Au moment où ces événements se déroulaient à la CCJ, l’ancien ministre Geddel Vieira Lima, homme de confiance de Michel Temer, détenu dans le procès Lava Jato, a obtenu sa sortie de prison et le droit de rester en détention à domicile. La condamnation de Lula a ainsi évincé les ennuis du gouvernement Temer.
Le fait d’éviter la prison à l’ancien président Lula signifie « la reconnaissance de la faiblesse des arguments de la sentence » et la « prudence » destinée à éviter « certains traumas » confirme le caractère politique de la condamnation. « Il s’agit d’une condamnation spéculative, qui ne tient pas compte des preuves d’innocence » a ainsi affirmé l’avocat de Lula, Cristiano Martins.
Le Brésil est plongé dans de profondes turbulences politiques. En moins d’un an, il a subi le coup d’Etat parlementaire qui a destitué Dilma Rousseff, l’accusation du procureur général de la République contre Michel Temer et la condamnation de l’ancien président Lula.
Il convient tout de même de signaler que le procès Lava Jato peut exister seulement grâce aux gouvernements de Lula et de Dilma.

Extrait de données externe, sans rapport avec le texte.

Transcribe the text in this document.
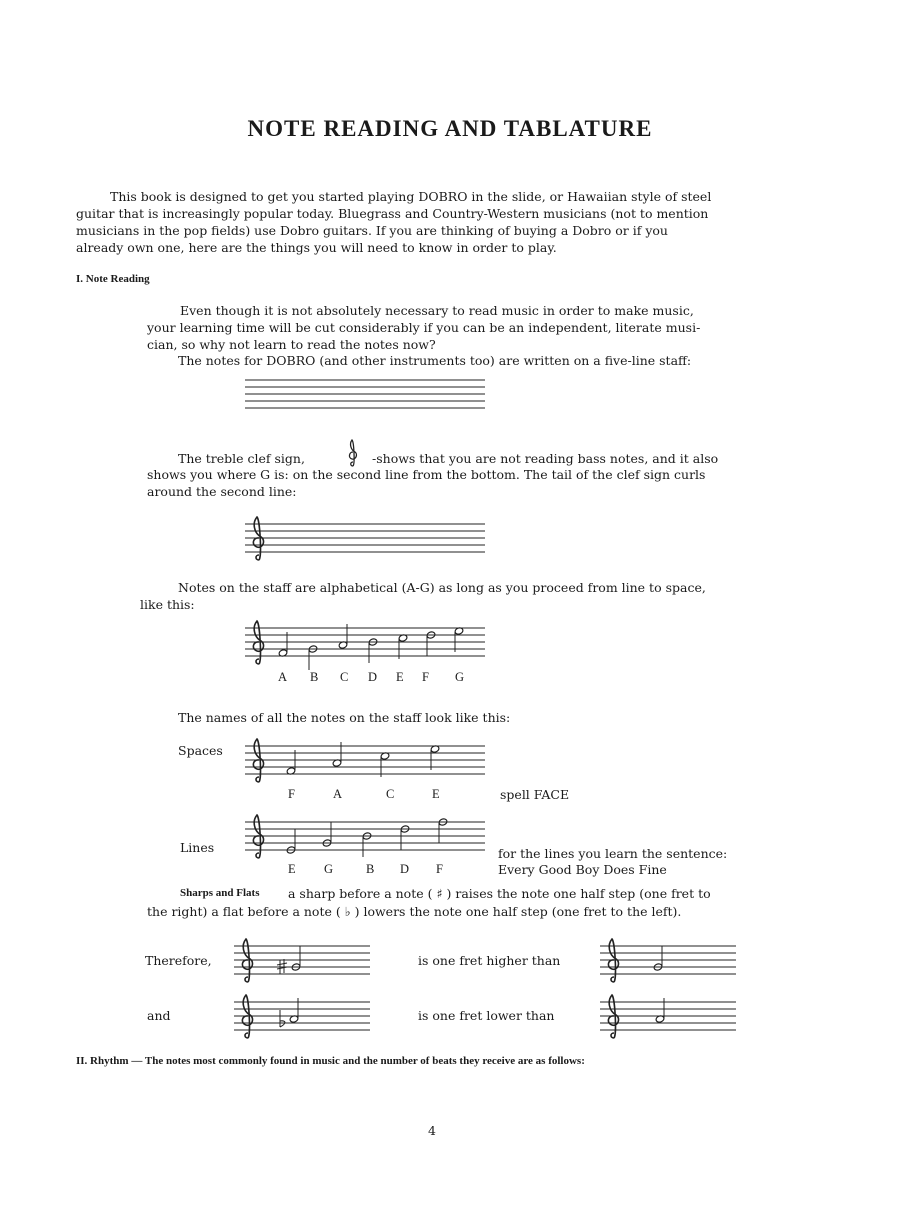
NOTE READING AND TABLATURE
This book is designed to get you started playing DOBRO in the slide, or Hawaiian style of steel
guitar that is increasingly popular today. Bluegrass and Country-Western musicians (not to mention
musicians in the pop fields) use Dobro guitars. If you are thinking of buying a Dobro or if you
already own one, here are the things you will need to know in order to play.
I. Note Reading
Even though it is not absolutely necessary to read music in order to make music,
your learning time will be cut considerably if you can be an independent, literate musi-
cian, so why not learn to read the notes now?
The notes for DOBRO (and other instruments too) are written on a five-line staff:
The treble clef sign,	-shows that you are not reading bass notes, and it also
shows you where G is: on the second line from the bottom. The tail of the clef sign curls
around the second line:
Notes on the staff are alphabetical (A-G) as long as you proceed from line to space,
like this:
A B C D E F G
The names of all the notes on the staff look like this:
Spaces
F	A	C	E	spell FACE
Lines
E G	B D F
for the lines you learn the sentence:
Every Good Boy Does Fine
Sharps and Flats a sharp before a note ( ♯ ) raises the note one half step (one fret to
the right) a flat before a note ( ♭ ) lowers the note one half step (one fret to the left).
Therefore,	is one fret higher than
and	is one fret lower than
II. Rhythm — The notes most commonly found in music and the number of beats they receive are as follows:
4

Mais la corruption a toujours été un facteur endémique de l’Etat brésilien, depuis la monarchie jusqu’à la République. Ce qui est nouveau, c’est le fait de punir maintenant les corrupteurs et les corrompus. Et ceci grâce aux gouvernements du PT qui ont renforcé les pouvoirs du ministère public et de la Police fédérale. Ce que l’on peut cependant regretter, c’est que le PT n’ait pas procédé aussi à une réforme du système politique, ce qui lui aurait éviter d’en être la victime aujourd’hui.
Le juge Moro lui même signale dans sa sentence : « Il faut reconnaître au gouvernement de l’ancien président Luiz Inácio Lula da Silva le mérite d’avoir renforcé les mécanismes de contrôle, d’avoir favorisé la prévention et la répression des crimes de corruption, notamment par les investissements effectués dans la Police fédérale lors de son premier mandat, en renforçant la Cour des comptes de l’Union et en préservant l’indépendance du ministère public par l’instauration du processus de choix du procureur général de la République parmi les noms de la liste proposée par les membres d’institution (point 793 de la sentence) ».

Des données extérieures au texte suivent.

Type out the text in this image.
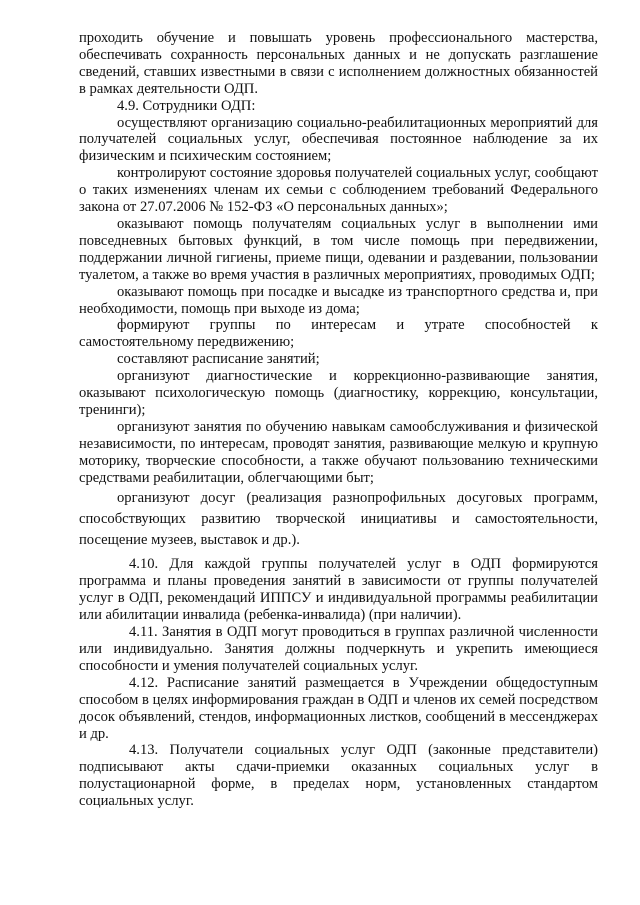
проходить обучение и повышать уровень профессионального мастерства, обеспечивать сохранность персональных данных и не допускать разглашение сведений, ставших известными в связи с исполнением должностных обязанностей в рамках деятельности ОДП.

4.9. Сотрудники ОДП:

осуществляют организацию социально-реабилитационных мероприятий для получателей социальных услуг, обеспечивая постоянное наблюдение за их физическим и психическим состоянием;

контролируют состояние здоровья получателей социальных услуг, сообщают о таких изменениях членам их семьи с соблюдением требований Федерального закона от 27.07.2006 № 152-ФЗ «О персональных данных»;

оказывают помощь получателям социальных услуг в выполнении ими повседневных бытовых функций, в том числе помощь при передвижении, поддержании личной гигиены, приеме пищи, одевании и раздевании, пользовании туалетом, а также во время участия в различных мероприятиях, проводимых ОДП;

оказывают помощь при посадке и высадке из транспортного средства и, при необходимости, помощь при выходе из дома;

формируют группы по интересам и утрате способностей к самостоятельному передвижению;

составляют расписание занятий;

организуют диагностические и коррекционно-развивающие занятия, оказывают психологическую помощь (диагностику, коррекцию, консультации, тренинги);

организуют занятия по обучению навыкам самообслуживания и физической независимости, по интересам, проводят занятия, развивающие мелкую и крупную моторику, творческие способности, а также обучают пользованию техническими средствами реабилитации, облегчающими быт;

организуют досуг (реализация разнопрофильных досуговых программ, способствующих развитию творческой инициативы и самостоятельности, посещение музеев, выставок и др.).

4.10. Для каждой группы получателей услуг в ОДП формируются программа и планы проведения занятий в зависимости от группы получателей услуг в ОДП, рекомендаций ИППСУ и индивидуальной программы реабилитации или абилитации инвалида (ребенка-инвалида) (при наличии).

4.11. Занятия в ОДП могут проводиться в группах различной численности или индивидуально. Занятия должны подчеркнуть и укрепить имеющиеся способности и умения получателей социальных услуг.

4.12. Расписание занятий размещается в Учреждении общедоступным способом в целях информирования граждан в ОДП и членов их семей посредством досок объявлений, стендов, информационных листков, сообщений в мессенджерах и др.

4.13. Получатели социальных услуг ОДП (законные представители) подписывают акты сдачи-приемки оказанных социальных услуг в полустационарной форме, в пределах норм, установленных стандартом социальных услуг.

Lula doit encore faire face à quatre autres accusations dans des affaires judiciaires. D’autres dirigeants importants du PT ont déjà été condamnés dans le cadre de Lava Jato : José Dirceu à 23 ans (actuellement en détention à domicile) ; Antônio Palocci, condamné à 12 ans (en prison actuellement) ; João Vaccari Neto, à 15 ans (en prison également) et Delúbio Soares, à 5 ans (en liberté, en attendant le jugement en deuxième instance).
Pourquoi le peuple brésilien n’est-il pas aujourd’hui dans la rue pour défendre Lula et demander le départ de Michel Temer comme il l’a fait autrefois dans d’autres circonstances politiques ? Plusieurs facteurs expliquent cette situation, parmi lesquels : l’augmentation du chômage, qui touche actuellement 14 millions des travailleurs, la désillusion face à la politique, la violence et le vandalisme récurrents lors des récentes manifestations, qui augmentent la peur, et l’importance des réseaux sociaux en tant qu’outils de protestation et de dénonciation.
Il n’y a pas au Brésil aujourd’hui une force politique suffisamment représentative, capable de promouvoir des manifestations de rue importantes.